Ensuite, nous quittons la grande route inter-état pour nous diriger vers Grand Popo. D’un coup, les « yovo cadeaux » disparaissent et nous pouvons rouler sereinement. A midi, après cinquante cinq kilomètres, nous plantons la tente au bord d’un champ. L’après-midi, Désiré, un jeune garçon, vient nous voir. C’est en fait le champ de son village. Il est très sympa et nous montre comment poussent toutes les plantes de son jardin : le manioc, le mais, l’igname, l’ananas, le teck, le nime (contre le palu)…Le soir, il nous propose d’aller dormir dans son village. Nous acceptons volontiers, plions la tente et toutes nos affaires. Il nous amène devant la case du chef, nous sort deux chaises, puis nous laisse là. Tout le village est autour de nous et nous observe. Chacun reprend sa place hiérarchique et du coup Désiré ne peut pas rester avec nous. Au bout de deux heures d’attente, le chef arrive enfin. Il nous salue puis part vaquer à ses occupations. On nous sert alors à manger de la farine de manioc à mélanger avec de l’eau et des beignets d’arachide. Une fois le repas terminé, nous attendons de nouveau mais personne ne semble vouloir nous parler. Du coup, nous nous couchons sur nos nattes devant la case du chef. Nous avons du mal à trouver le sommeil entre les moustiques, les poules, les chèvres, le groupe électrogène et les gens qui nous observent.
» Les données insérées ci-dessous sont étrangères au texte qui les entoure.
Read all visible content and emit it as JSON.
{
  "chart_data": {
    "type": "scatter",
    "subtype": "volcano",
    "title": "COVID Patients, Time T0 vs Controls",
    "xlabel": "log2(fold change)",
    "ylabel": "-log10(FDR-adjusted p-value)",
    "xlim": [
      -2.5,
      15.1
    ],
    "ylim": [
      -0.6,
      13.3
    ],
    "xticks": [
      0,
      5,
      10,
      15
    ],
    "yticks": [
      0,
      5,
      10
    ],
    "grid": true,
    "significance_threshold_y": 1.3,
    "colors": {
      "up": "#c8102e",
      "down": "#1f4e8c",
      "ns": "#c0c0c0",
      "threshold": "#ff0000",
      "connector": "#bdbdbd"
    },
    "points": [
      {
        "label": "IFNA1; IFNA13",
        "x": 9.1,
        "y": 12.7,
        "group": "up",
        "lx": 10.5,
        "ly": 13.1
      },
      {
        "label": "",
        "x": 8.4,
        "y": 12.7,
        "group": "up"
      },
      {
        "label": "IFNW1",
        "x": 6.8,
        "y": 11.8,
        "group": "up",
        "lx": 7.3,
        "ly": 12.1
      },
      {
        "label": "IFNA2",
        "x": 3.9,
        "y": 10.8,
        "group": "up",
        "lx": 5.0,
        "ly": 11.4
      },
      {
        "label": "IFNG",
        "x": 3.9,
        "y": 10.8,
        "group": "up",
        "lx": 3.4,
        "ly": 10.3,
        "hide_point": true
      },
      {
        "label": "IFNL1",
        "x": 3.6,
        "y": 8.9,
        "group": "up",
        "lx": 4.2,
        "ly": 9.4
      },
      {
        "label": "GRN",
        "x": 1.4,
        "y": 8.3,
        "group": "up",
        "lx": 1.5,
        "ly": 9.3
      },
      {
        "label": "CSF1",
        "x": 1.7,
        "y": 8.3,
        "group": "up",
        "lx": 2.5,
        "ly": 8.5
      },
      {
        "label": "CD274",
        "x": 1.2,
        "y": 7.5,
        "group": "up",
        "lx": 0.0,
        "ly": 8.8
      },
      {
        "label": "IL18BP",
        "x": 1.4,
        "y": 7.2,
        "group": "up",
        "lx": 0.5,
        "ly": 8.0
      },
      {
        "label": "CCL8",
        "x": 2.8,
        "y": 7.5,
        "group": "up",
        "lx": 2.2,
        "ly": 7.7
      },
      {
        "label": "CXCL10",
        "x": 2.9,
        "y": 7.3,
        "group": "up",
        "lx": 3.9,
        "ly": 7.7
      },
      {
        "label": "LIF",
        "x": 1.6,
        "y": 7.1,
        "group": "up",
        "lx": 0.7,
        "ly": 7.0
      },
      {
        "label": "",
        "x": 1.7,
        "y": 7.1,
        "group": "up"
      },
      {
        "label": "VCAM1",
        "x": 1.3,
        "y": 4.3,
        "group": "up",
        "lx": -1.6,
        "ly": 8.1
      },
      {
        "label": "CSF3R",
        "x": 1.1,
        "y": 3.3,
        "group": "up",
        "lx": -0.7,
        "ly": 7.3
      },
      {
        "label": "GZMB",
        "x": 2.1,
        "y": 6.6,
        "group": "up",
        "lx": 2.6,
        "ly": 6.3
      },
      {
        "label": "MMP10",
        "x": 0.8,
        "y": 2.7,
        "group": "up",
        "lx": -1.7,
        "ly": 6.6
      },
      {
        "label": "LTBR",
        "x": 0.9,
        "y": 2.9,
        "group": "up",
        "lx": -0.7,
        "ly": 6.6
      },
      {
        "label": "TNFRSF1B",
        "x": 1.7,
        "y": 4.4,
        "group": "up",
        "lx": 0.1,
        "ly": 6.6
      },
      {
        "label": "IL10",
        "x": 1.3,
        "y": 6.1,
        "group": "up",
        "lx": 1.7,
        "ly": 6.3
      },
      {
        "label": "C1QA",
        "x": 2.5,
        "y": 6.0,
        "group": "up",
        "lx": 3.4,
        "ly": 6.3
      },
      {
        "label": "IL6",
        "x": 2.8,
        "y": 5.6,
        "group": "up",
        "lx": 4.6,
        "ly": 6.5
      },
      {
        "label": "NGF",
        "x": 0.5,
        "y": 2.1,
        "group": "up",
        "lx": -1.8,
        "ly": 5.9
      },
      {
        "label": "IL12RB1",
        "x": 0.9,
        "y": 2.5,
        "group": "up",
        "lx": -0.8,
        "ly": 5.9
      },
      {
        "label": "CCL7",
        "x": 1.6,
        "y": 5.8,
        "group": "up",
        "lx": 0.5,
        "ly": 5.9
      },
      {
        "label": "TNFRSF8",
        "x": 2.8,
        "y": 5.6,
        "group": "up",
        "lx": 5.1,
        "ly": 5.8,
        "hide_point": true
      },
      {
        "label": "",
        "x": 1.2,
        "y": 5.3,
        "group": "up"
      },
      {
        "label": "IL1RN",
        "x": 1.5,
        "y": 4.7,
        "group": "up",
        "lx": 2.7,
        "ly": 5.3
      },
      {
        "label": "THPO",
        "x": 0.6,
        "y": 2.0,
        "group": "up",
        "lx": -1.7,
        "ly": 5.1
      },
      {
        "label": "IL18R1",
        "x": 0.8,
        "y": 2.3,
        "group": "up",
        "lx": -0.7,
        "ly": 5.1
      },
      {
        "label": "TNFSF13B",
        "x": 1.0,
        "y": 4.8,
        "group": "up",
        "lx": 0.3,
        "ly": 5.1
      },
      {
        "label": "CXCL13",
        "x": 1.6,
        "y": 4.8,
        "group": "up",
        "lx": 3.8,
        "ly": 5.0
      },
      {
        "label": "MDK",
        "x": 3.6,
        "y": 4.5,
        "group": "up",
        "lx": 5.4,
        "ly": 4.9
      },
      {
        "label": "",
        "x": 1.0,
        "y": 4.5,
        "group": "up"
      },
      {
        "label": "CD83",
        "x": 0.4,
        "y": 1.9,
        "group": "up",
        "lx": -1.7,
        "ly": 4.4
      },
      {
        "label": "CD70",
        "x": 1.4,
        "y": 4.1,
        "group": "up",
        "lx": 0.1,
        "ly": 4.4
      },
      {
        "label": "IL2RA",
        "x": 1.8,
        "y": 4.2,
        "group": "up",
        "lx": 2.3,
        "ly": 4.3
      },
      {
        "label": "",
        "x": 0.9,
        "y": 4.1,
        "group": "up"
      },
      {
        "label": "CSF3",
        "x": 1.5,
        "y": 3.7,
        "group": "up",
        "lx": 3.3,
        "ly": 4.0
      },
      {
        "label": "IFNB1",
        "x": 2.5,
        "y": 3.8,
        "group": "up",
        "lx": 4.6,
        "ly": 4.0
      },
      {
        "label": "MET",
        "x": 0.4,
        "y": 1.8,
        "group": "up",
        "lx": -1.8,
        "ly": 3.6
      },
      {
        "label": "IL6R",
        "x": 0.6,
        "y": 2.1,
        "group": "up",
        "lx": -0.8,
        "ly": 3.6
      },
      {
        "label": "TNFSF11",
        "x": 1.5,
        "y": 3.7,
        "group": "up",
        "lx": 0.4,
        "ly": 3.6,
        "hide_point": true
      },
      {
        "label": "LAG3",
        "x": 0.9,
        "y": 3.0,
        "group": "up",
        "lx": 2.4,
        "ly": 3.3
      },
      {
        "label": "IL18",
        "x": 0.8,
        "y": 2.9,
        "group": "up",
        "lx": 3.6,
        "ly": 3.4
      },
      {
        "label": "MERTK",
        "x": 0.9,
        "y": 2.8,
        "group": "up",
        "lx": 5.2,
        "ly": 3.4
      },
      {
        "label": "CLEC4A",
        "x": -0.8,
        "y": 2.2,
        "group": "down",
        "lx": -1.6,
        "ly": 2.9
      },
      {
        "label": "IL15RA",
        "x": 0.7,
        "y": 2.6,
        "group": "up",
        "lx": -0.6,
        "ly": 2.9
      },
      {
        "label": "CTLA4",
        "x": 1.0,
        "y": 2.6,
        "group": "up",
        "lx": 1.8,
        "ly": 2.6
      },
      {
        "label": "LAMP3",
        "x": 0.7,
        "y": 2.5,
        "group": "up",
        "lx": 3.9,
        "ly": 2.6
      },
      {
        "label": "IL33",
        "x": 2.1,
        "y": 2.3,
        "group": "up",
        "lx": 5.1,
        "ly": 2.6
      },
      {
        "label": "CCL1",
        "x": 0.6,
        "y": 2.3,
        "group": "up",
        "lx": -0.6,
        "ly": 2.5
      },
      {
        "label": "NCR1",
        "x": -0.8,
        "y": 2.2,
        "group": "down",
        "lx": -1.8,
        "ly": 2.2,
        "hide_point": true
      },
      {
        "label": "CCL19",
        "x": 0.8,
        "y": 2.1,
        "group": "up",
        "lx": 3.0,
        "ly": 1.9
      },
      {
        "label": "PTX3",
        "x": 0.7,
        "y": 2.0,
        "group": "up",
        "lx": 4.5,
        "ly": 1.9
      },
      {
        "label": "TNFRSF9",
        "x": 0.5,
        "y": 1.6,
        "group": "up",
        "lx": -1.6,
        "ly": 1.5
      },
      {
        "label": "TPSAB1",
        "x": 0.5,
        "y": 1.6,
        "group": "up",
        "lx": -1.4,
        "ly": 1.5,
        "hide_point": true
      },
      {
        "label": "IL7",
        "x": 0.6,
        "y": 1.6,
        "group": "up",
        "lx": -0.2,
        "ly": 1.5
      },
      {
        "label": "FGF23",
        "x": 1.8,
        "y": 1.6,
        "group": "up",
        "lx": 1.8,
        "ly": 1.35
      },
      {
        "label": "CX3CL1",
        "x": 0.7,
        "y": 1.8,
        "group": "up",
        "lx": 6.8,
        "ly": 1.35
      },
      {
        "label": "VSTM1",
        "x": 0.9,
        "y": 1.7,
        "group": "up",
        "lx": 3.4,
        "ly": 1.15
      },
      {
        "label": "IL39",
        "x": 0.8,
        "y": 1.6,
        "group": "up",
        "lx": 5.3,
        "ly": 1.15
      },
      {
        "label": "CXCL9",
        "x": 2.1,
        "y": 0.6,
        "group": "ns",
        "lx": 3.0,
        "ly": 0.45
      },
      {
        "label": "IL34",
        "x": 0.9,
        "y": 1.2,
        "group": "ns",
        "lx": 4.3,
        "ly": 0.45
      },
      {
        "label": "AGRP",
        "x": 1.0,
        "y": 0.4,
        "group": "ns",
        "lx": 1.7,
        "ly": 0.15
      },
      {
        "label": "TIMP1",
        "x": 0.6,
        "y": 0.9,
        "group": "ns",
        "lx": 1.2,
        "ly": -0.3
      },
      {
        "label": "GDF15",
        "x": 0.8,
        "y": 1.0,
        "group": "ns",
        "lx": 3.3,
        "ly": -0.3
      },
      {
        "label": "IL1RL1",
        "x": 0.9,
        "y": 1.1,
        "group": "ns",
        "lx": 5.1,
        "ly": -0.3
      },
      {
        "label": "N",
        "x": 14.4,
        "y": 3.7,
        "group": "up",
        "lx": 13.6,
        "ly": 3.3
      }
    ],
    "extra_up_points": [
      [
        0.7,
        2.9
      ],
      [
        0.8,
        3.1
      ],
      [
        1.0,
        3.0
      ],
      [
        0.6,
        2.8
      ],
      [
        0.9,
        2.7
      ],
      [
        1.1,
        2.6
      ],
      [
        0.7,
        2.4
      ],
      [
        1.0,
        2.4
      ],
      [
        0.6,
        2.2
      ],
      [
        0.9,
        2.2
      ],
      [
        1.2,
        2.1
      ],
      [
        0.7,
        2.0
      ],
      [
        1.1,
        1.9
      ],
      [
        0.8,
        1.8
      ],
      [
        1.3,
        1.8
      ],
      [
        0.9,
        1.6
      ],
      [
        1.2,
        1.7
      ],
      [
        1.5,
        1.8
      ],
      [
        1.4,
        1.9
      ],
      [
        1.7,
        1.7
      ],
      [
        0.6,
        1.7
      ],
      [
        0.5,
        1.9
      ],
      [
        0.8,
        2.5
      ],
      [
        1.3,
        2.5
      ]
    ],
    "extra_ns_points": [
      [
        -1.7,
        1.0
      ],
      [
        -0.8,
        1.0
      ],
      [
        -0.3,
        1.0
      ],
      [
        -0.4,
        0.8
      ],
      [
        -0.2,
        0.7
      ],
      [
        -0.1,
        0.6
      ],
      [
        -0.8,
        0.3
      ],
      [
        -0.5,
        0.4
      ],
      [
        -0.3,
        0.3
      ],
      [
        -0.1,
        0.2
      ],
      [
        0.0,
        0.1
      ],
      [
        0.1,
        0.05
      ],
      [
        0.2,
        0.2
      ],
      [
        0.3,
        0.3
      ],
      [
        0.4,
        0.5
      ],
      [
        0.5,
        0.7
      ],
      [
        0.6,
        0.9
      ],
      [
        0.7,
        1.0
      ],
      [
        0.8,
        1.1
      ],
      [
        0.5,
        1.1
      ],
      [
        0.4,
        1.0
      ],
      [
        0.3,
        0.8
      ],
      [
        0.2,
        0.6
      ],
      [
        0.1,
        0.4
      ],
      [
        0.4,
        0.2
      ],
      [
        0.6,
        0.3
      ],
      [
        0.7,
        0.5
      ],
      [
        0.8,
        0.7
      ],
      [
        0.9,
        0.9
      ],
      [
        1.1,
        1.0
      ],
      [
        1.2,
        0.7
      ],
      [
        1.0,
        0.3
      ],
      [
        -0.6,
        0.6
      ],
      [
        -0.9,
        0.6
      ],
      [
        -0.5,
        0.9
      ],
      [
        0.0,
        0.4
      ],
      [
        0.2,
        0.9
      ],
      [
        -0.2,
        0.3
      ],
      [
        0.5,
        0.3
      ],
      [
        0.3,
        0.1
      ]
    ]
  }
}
A 6 heures du matin, les villageois sont de nouveau là à nous regarder. Une heure plus tard, après que le chef nous ait autorisé à partir, nous quittons le village encore plus fatigué et à jeune. Une très bonne expérience mais pas de tout repos. Nous ne le referons pas tous les jours. Deux jours plus tard après avoir traverse les marécages, les cocoteraies, et essuyé quelques pluies, nous arrivons à Grand Popo. Nous nous installons au camping dans un cadre paradisiaque. Plage, mer bleue azur, cocotiers, piscine,…enfin le rêve pour des cyclistes en quête de repos.